"Our Neighborhood Is Not Your Public Toilet": Dude, Find a Starbucks or Something
It's that time of year again. In fact, it was on an unseasonable but deliciously warm day just a month ago that we witnessed at least three men peeing in various dark corners of a mere block of Delancey Street. Was it a coordinated effort? Perhaps. Does that make it acceptable? Nay.

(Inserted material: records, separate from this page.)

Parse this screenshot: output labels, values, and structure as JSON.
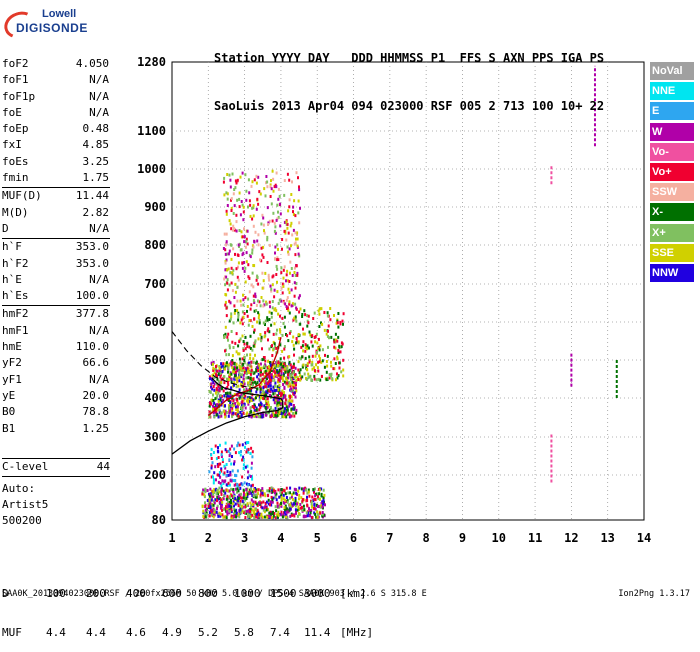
{
  "logo": {
    "top": "Lowell",
    "main": "DIGISONDE"
  },
  "header": {
    "line1": "Station YYYY DAY   DDD HHMMSS P1  FFS S AXN PPS IGA PS",
    "line2": "SaoLuis 2013 Apr04 094 023000 RSF 005 2 713 100 10+ 22"
  },
  "params": [
    {
      "name": "foF2",
      "value": "4.050"
    },
    {
      "name": "foF1",
      "value": "N/A"
    },
    {
      "name": "foF1p",
      "value": "N/A"
    },
    {
      "name": "foE",
      "value": "N/A"
    },
    {
      "name": "foEp",
      "value": "0.48"
    },
    {
      "name": "fxI",
      "value": "4.85"
    },
    {
      "name": "foEs",
      "value": "3.25"
    },
    {
      "name": "fmin",
      "value": "1.75"
    },
    {
      "sep": true
    },
    {
      "name": "MUF(D)",
      "value": "11.44"
    },
    {
      "name": "M(D)",
      "value": "2.82"
    },
    {
      "name": "D",
      "value": "N/A"
    },
    {
      "sep": true
    },
    {
      "name": "h`F",
      "value": "353.0"
    },
    {
      "name": "h`F2",
      "value": "353.0"
    },
    {
      "name": "h`E",
      "value": "N/A"
    },
    {
      "name": "h`Es",
      "value": "100.0"
    },
    {
      "sep": true
    },
    {
      "name": "hmF2",
      "value": "377.8"
    },
    {
      "name": "hmF1",
      "value": "N/A"
    },
    {
      "name": "hmE",
      "value": "110.0"
    },
    {
      "name": "yF2",
      "value": "66.6"
    },
    {
      "name": "yF1",
      "value": "N/A"
    },
    {
      "name": "yE",
      "value": "20.0"
    },
    {
      "name": "B0",
      "value": "78.8"
    },
    {
      "name": "B1",
      "value": "1.25"
    }
  ],
  "clevel": {
    "name": "C-level",
    "value": "44"
  },
  "auto": {
    "line1": "Auto:",
    "line2": "Artist5",
    "line3": "500200"
  },
  "legend": [
    {
      "label": "NoVal",
      "color": "#a0a0a0"
    },
    {
      "label": "NNE",
      "color": "#00e5f0"
    },
    {
      "label": "E",
      "color": "#2ea6f0"
    },
    {
      "label": "W",
      "color": "#b000a8"
    },
    {
      "label": "Vo-",
      "color": "#f050a0"
    },
    {
      "label": "Vo+",
      "color": "#f00030"
    },
    {
      "label": "SSW",
      "color": "#f5b0a0"
    },
    {
      "label": "X-",
      "color": "#007000"
    },
    {
      "label": "X+",
      "color": "#80c060"
    },
    {
      "label": "SSE",
      "color": "#d0d000"
    },
    {
      "label": "NNW",
      "color": "#2000e0"
    }
  ],
  "muf_table": {
    "d_label": "D",
    "muf_label": "MUF",
    "d_values": [
      "100",
      "200",
      "400",
      "600",
      "800",
      "1000",
      "1500",
      "3000",
      "[km]"
    ],
    "muf_values": [
      "4.4",
      "4.4",
      "4.6",
      "4.9",
      "5.2",
      "5.8",
      "7.4",
      "11.4",
      "[MHz]"
    ]
  },
  "footer": {
    "left": "SAA0K_2013094023000.RSF / 260fx256h 50 kHz 5.0 km / DPS-4 SAA0K 903 / 2.6 S 315.8 E",
    "right": "Ion2Png 1.3.17"
  },
  "chart_data": {
    "type": "scatter",
    "x_ticks": [
      1,
      2,
      3,
      4,
      5,
      6,
      7,
      8,
      9,
      10,
      11,
      12,
      13,
      14
    ],
    "y_ticks": [
      80,
      200,
      300,
      400,
      500,
      600,
      700,
      800,
      900,
      1000,
      1100,
      1280
    ],
    "xlim": [
      1,
      14
    ],
    "ylim": [
      80,
      1280
    ],
    "grid": true,
    "legend_position": "right",
    "profile_solid": [
      [
        1,
        255
      ],
      [
        1.5,
        290
      ],
      [
        2,
        315
      ],
      [
        2.5,
        336
      ],
      [
        3,
        352
      ],
      [
        3.5,
        363
      ],
      [
        3.9,
        368
      ],
      [
        4.05,
        375
      ],
      [
        4.05,
        392
      ],
      [
        4,
        398
      ],
      [
        3.6,
        405
      ],
      [
        3.2,
        410
      ],
      [
        2.9,
        414
      ],
      [
        2.7,
        420
      ],
      [
        2.45,
        426
      ],
      [
        2.25,
        438
      ],
      [
        2.1,
        452
      ]
    ],
    "profile_dashed": [
      [
        1,
        575
      ],
      [
        1.4,
        525
      ],
      [
        1.8,
        485
      ],
      [
        2.2,
        455
      ],
      [
        2.6,
        440
      ],
      [
        3.0,
        430
      ],
      [
        3.4,
        425
      ]
    ],
    "trace_red": [
      [
        2.0,
        355
      ],
      [
        2.2,
        370
      ],
      [
        2.5,
        395
      ],
      [
        2.8,
        410
      ],
      [
        3.1,
        420
      ],
      [
        3.4,
        435
      ],
      [
        3.7,
        470
      ],
      [
        3.9,
        520
      ],
      [
        4.0,
        560
      ]
    ],
    "clusters": [
      {
        "x": [
          2.0,
          4.4
        ],
        "y": [
          355,
          500
        ],
        "n": 900,
        "colors": [
          "#d0d000",
          "#80c060",
          "#f00030",
          "#007000",
          "#b000a8",
          "#2000e0"
        ]
      },
      {
        "x": [
          2.4,
          5.7
        ],
        "y": [
          450,
          640
        ],
        "n": 500,
        "colors": [
          "#d0d000",
          "#80c060",
          "#007000",
          "#f00030"
        ]
      },
      {
        "x": [
          2.4,
          4.5
        ],
        "y": [
          640,
          1000
        ],
        "n": 420,
        "colors": [
          "#d0d000",
          "#f5b0a0",
          "#80c060",
          "#f00030",
          "#b000a8"
        ]
      },
      {
        "x": [
          1.8,
          5.2
        ],
        "y": [
          90,
          170
        ],
        "n": 700,
        "colors": [
          "#2000e0",
          "#b000a8",
          "#d0d000",
          "#80c060",
          "#f00030",
          "#007000"
        ]
      },
      {
        "x": [
          2.0,
          3.2
        ],
        "y": [
          175,
          290
        ],
        "n": 140,
        "colors": [
          "#b000a8",
          "#2000e0",
          "#2ea6f0",
          "#00e5f0",
          "#f00030"
        ]
      }
    ],
    "lines": [
      {
        "x": 11.45,
        "y": [
          180,
          310
        ],
        "color": "#f050a0"
      },
      {
        "x": 11.45,
        "y": [
          960,
          1010
        ],
        "color": "#f050a0"
      },
      {
        "x": 12.65,
        "y": [
          1060,
          1270
        ],
        "color": "#b000a8"
      },
      {
        "x": 12.0,
        "y": [
          430,
          520
        ],
        "color": "#b000a8"
      },
      {
        "x": 13.25,
        "y": [
          400,
          500
        ],
        "color": "#007000"
      }
    ]
  }
}
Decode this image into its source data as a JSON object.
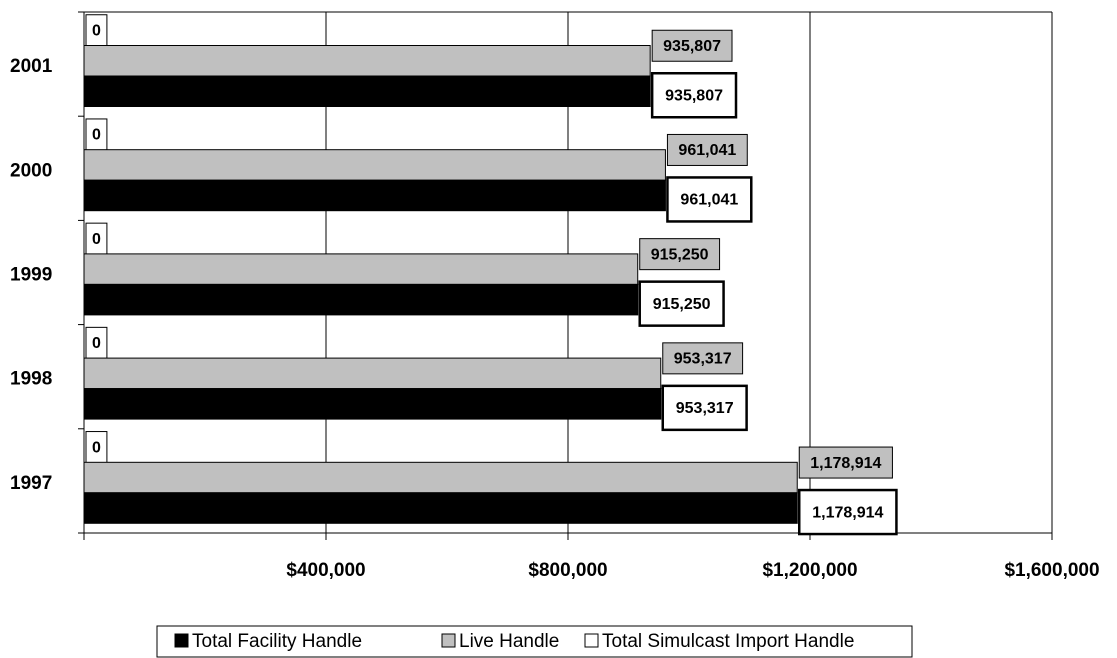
{
  "chart_data": {
    "type": "hbar",
    "categories": [
      "1997",
      "1998",
      "1999",
      "2000",
      "2001"
    ],
    "series": [
      {
        "name": "Total Facility Handle",
        "color": "#000000",
        "values": [
          1178914,
          953317,
          915250,
          961041,
          935807
        ],
        "value_labels": [
          "1,178,914",
          "953,317",
          "915,250",
          "961,041",
          "935,807"
        ]
      },
      {
        "name": "Live Handle",
        "color": "#c0c0c0",
        "values": [
          1178914,
          953317,
          915250,
          961041,
          935807
        ],
        "value_labels": [
          "1,178,914",
          "953,317",
          "915,250",
          "961,041",
          "935,807"
        ]
      },
      {
        "name": "Total Simulcast Import Handle",
        "color": "#ffffff",
        "values": [
          0,
          0,
          0,
          0,
          0
        ]
      }
    ],
    "xlim": [
      0,
      1600000
    ],
    "xticks": [
      {
        "value": 400000,
        "label": "$400,000"
      },
      {
        "value": 800000,
        "label": "$800,000"
      },
      {
        "value": 1200000,
        "label": "$1,200,000"
      },
      {
        "value": 1600000,
        "label": "$1,600,000"
      }
    ],
    "grid": true,
    "legend": "bottom"
  }
}
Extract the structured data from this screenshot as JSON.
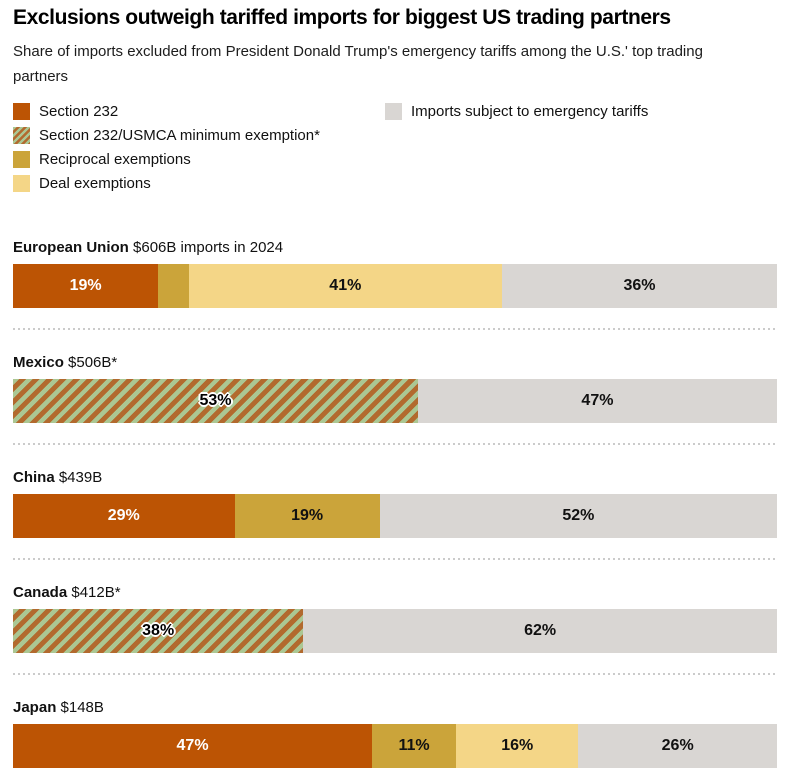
{
  "header": {
    "title": "Exclusions outweigh tariffed imports for biggest US trading partners",
    "subtitle": "Share of imports excluded from President Donald Trump's emergency tariffs among the U.S.' top trading partners"
  },
  "colors": {
    "section232": "#BC5404",
    "usmca_stripe": "#B26A2E",
    "usmca_bg": "#ABC793",
    "reciprocal": "#CBA43A",
    "deal": "#F4D687",
    "tariffed": "#D9D6D3",
    "text": "#111111",
    "separator_dots": "#CBCBCB"
  },
  "legend": {
    "left": [
      {
        "key": "section232",
        "label": "Section 232"
      },
      {
        "key": "usmca",
        "label": "Section 232/USMCA minimum exemption*"
      },
      {
        "key": "reciprocal",
        "label": "Reciprocal exemptions"
      },
      {
        "key": "deal",
        "label": "Deal exemptions"
      }
    ],
    "right": [
      {
        "key": "tariffed",
        "label": "Imports subject to emergency tariffs"
      }
    ]
  },
  "chart_data": {
    "type": "bar",
    "orientation": "horizontal-stacked",
    "unit": "%",
    "xlim": [
      0,
      100
    ],
    "title": "Exclusions outweigh tariffed imports for biggest US trading partners",
    "subtitle": "Share of imports excluded from President Donald Trump's emergency tariffs among the U.S.' top trading partners",
    "legend_entries": [
      "Section 232",
      "Section 232/USMCA minimum exemption*",
      "Reciprocal exemptions",
      "Deal exemptions",
      "Imports subject to emergency tariffs"
    ],
    "rows": [
      {
        "name": "European Union",
        "value_label": "$606B imports in 2024",
        "segments": [
          {
            "key": "section232",
            "series": "Section 232",
            "pct": 19,
            "label": "19%"
          },
          {
            "key": "reciprocal",
            "series": "Reciprocal exemptions",
            "pct": 4,
            "label": ""
          },
          {
            "key": "deal",
            "series": "Deal exemptions",
            "pct": 41,
            "label": "41%"
          },
          {
            "key": "tariffed",
            "series": "Imports subject to emergency tariffs",
            "pct": 36,
            "label": "36%"
          }
        ]
      },
      {
        "name": "Mexico",
        "value_label": "$506B*",
        "segments": [
          {
            "key": "usmca",
            "series": "Section 232/USMCA minimum exemption*",
            "pct": 53,
            "label": "53%"
          },
          {
            "key": "tariffed",
            "series": "Imports subject to emergency tariffs",
            "pct": 47,
            "label": "47%"
          }
        ]
      },
      {
        "name": "China",
        "value_label": "$439B",
        "segments": [
          {
            "key": "section232",
            "series": "Section 232",
            "pct": 29,
            "label": "29%"
          },
          {
            "key": "reciprocal",
            "series": "Reciprocal exemptions",
            "pct": 19,
            "label": "19%"
          },
          {
            "key": "tariffed",
            "series": "Imports subject to emergency tariffs",
            "pct": 52,
            "label": "52%"
          }
        ]
      },
      {
        "name": "Canada",
        "value_label": "$412B*",
        "segments": [
          {
            "key": "usmca",
            "series": "Section 232/USMCA minimum exemption*",
            "pct": 38,
            "label": "38%"
          },
          {
            "key": "tariffed",
            "series": "Imports subject to emergency tariffs",
            "pct": 62,
            "label": "62%"
          }
        ]
      },
      {
        "name": "Japan",
        "value_label": "$148B",
        "segments": [
          {
            "key": "section232",
            "series": "Section 232",
            "pct": 47,
            "label": "47%"
          },
          {
            "key": "reciprocal",
            "series": "Reciprocal exemptions",
            "pct": 11,
            "label": "11%"
          },
          {
            "key": "deal",
            "series": "Deal exemptions",
            "pct": 16,
            "label": "16%"
          },
          {
            "key": "tariffed",
            "series": "Imports subject to emergency tariffs",
            "pct": 26,
            "label": "26%"
          }
        ]
      }
    ]
  }
}
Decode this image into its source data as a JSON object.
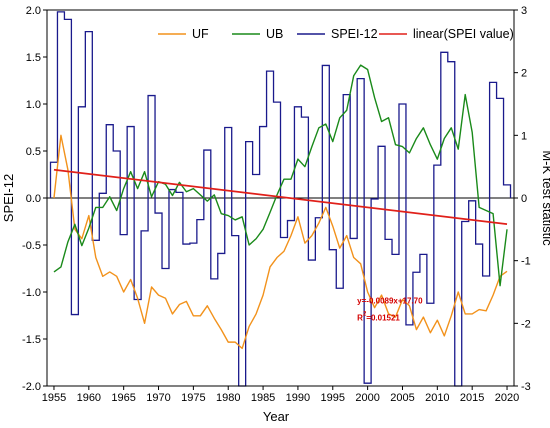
{
  "chart_data": {
    "type": "line",
    "xlabel": "Year",
    "ylabel": "SPEI-12",
    "y2label": "M-K test statistic",
    "xlim": [
      1954,
      2021
    ],
    "ylim": [
      -2.0,
      2.0
    ],
    "y2lim": [
      -3,
      3
    ],
    "xticks": [
      1955,
      1960,
      1965,
      1970,
      1975,
      1980,
      1985,
      1990,
      1995,
      2000,
      2005,
      2010,
      2015,
      2020
    ],
    "yticks": [
      "2.0",
      "1.5",
      "1.0",
      "0.5",
      "0.0",
      "-0.5",
      "-1.0",
      "-1.5",
      "-2.0"
    ],
    "y2ticks": [
      "3",
      "2",
      "1",
      "0",
      "-1",
      "-2",
      "-3"
    ],
    "legend_position": "top",
    "legend": [
      "UF",
      "UB",
      "SPEI-12",
      "linear(SPEI value)"
    ],
    "annotation": {
      "equation": "y=-0.0089x+17.70",
      "r2_prefix": "R",
      "r2_sup": "2",
      "r2_value": "=0.01521",
      "x": 1998.5,
      "y": -1.12
    },
    "colors": {
      "UF": "#f2921c",
      "UB": "#1a8a1a",
      "SPEI": "#1a1a8c",
      "linear": "#e0201a"
    },
    "years": [
      1955,
      1956,
      1957,
      1958,
      1959,
      1960,
      1961,
      1962,
      1963,
      1964,
      1965,
      1966,
      1967,
      1968,
      1969,
      1970,
      1971,
      1972,
      1973,
      1974,
      1975,
      1976,
      1977,
      1978,
      1979,
      1980,
      1981,
      1982,
      1983,
      1984,
      1985,
      1986,
      1987,
      1988,
      1989,
      1990,
      1991,
      1992,
      1993,
      1994,
      1995,
      1996,
      1997,
      1998,
      1999,
      2000,
      2001,
      2002,
      2003,
      2004,
      2005,
      2006,
      2007,
      2008,
      2009,
      2010,
      2011,
      2012,
      2013,
      2014,
      2015,
      2016,
      2017,
      2018,
      2019,
      2020
    ],
    "series": [
      {
        "name": "SPEI-12",
        "axis": "left",
        "style": "step",
        "values": [
          0.38,
          1.98,
          1.9,
          -1.24,
          0.97,
          1.77,
          -0.45,
          0.05,
          0.78,
          0.5,
          -0.39,
          0.76,
          -1.08,
          -0.35,
          1.09,
          -0.16,
          -0.75,
          0.09,
          0.06,
          -0.49,
          -0.48,
          -0.23,
          0.51,
          -0.86,
          -0.59,
          0.75,
          -0.4,
          -2.0,
          0.6,
          0.25,
          0.76,
          1.35,
          1.02,
          -0.42,
          -0.24,
          0.97,
          0.86,
          -0.66,
          -0.21,
          1.41,
          -0.55,
          -0.96,
          1.1,
          -0.43,
          1.27,
          -1.97,
          -0.01,
          0.55,
          -0.44,
          -0.6,
          1.0,
          -1.35,
          -0.79,
          -0.6,
          -1.12,
          0.35,
          1.55,
          1.45,
          -2.0,
          -0.25,
          -0.03,
          -0.49,
          -0.83,
          1.23,
          1.06,
          0.14
        ]
      },
      {
        "name": "UF",
        "axis": "right",
        "style": "line",
        "values": [
          0.0,
          1.0,
          0.45,
          -0.5,
          -0.65,
          -0.28,
          -0.95,
          -1.25,
          -1.18,
          -1.25,
          -1.5,
          -1.3,
          -1.6,
          -2.0,
          -1.42,
          -1.55,
          -1.6,
          -1.85,
          -1.7,
          -1.65,
          -1.88,
          -1.88,
          -1.72,
          -1.92,
          -2.1,
          -2.3,
          -2.3,
          -2.4,
          -2.05,
          -1.85,
          -1.55,
          -1.1,
          -0.95,
          -0.85,
          -0.6,
          -0.3,
          -0.72,
          -0.6,
          -0.4,
          -0.15,
          -0.45,
          -0.8,
          -0.6,
          -0.95,
          -1.05,
          -1.5,
          -1.75,
          -1.55,
          -1.85,
          -1.9,
          -1.62,
          -1.72,
          -2.1,
          -1.9,
          -2.15,
          -1.95,
          -2.2,
          -1.88,
          -1.5,
          -1.85,
          -1.85,
          -1.78,
          -1.8,
          -1.55,
          -1.25,
          -1.17
        ]
      },
      {
        "name": "UB",
        "axis": "right",
        "style": "line",
        "values": [
          -1.18,
          -1.1,
          -0.7,
          -0.42,
          -0.76,
          -0.48,
          -0.15,
          -0.15,
          0.02,
          -0.2,
          0.15,
          0.42,
          0.15,
          0.42,
          0.02,
          0.26,
          0.22,
          0.04,
          0.25,
          0.1,
          0.15,
          0.05,
          -0.05,
          0.05,
          -0.25,
          -0.28,
          -0.35,
          -0.3,
          -0.75,
          -0.65,
          -0.5,
          -0.23,
          0.05,
          0.3,
          0.3,
          0.62,
          0.5,
          0.82,
          1.12,
          1.18,
          0.9,
          1.28,
          1.4,
          1.95,
          2.12,
          2.05,
          1.6,
          1.22,
          1.28,
          0.85,
          0.82,
          0.72,
          0.95,
          1.12,
          0.85,
          0.62,
          0.95,
          1.12,
          0.78,
          1.65,
          1.05,
          -0.15,
          -0.2,
          -0.25,
          -1.4,
          -0.5
        ]
      },
      {
        "name": "linear(SPEI value)",
        "axis": "left",
        "style": "fit",
        "slope": -0.0089,
        "intercept": 17.7
      }
    ]
  }
}
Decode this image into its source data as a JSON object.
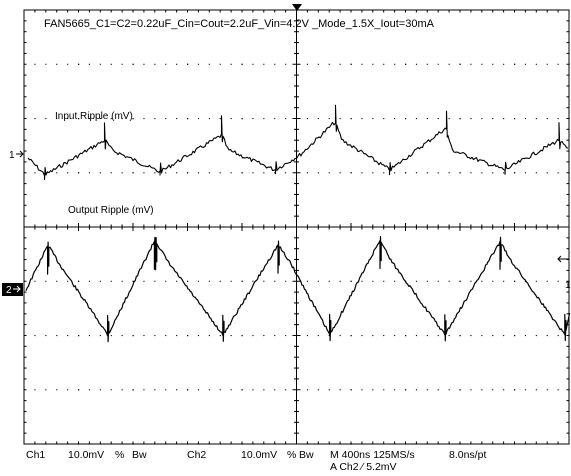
{
  "header": {
    "title": "FAN5665_C1=C2=0.22uF_Cin=Cout=2.2uF_Vin=4.2V _Mode_1.5X_Iout=30mA"
  },
  "traces": {
    "input": {
      "label": "Input Ripple (mV)",
      "channel_marker": "1"
    },
    "output": {
      "label": "Output Ripple (mV)",
      "channel_marker": "2"
    }
  },
  "status_bar": {
    "ch1": "Ch1",
    "ch1_scale": "10.0mV",
    "ch1_bw": "Bw",
    "ch2": "Ch2",
    "ch2_scale": "10.0mV",
    "ch2_bw": "Bw",
    "timebase": "M 400ns 125MS/s",
    "resolution": "8.0ns/pt",
    "trigger": "A  Ch2  ∕  5.2mV"
  },
  "grid": {
    "divisions_x": 10,
    "divisions_y": 8
  },
  "colors": {
    "background": "#ffffff",
    "trace": "#000000",
    "grid": "#000000"
  }
}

Today Bowery Boogie has issued an open letter to public pissers. And we appreciate that. Just because we all enjoy a gentle breeze wafting upon our nether regions and the freedom to dare and be bare and relieve ourselves all willy-nilly/out in the open after 47 beers, we do not enjoy urine smell all over our streets, or landing our flip flop in a puddle of the stuff. So let's try to practice a little self-control for once in our debauched lives, okay?
Dear Drunken Revelers,
Stop peeing on our beloved streets. And especially in the doorways of apartments buildings and storefronts. It's enough already. Our neighborhood is not your public toilet. How would you feel if we strolled up to your neck of the woods, got wasted, and urinated all over your front door? Precisely. Leave and don't come back.
This presumes, of course, that the pee-ers don't live where they pee, which may be giving them too much benefit in terms of doubt -- after all, a man (and with rare exceptions, these pee-fenders are men) who's willing to drop trou in public may not be the best decision maker.
But either way, the message is valid. Speaking from experience, it's always good to make sure you "go" before you leave a place, lest you get caught with your pants down on Delancey ... because if we see you, we will take a picture, and you will not be happy with where it ends up. All's fair in love and bodily fluids.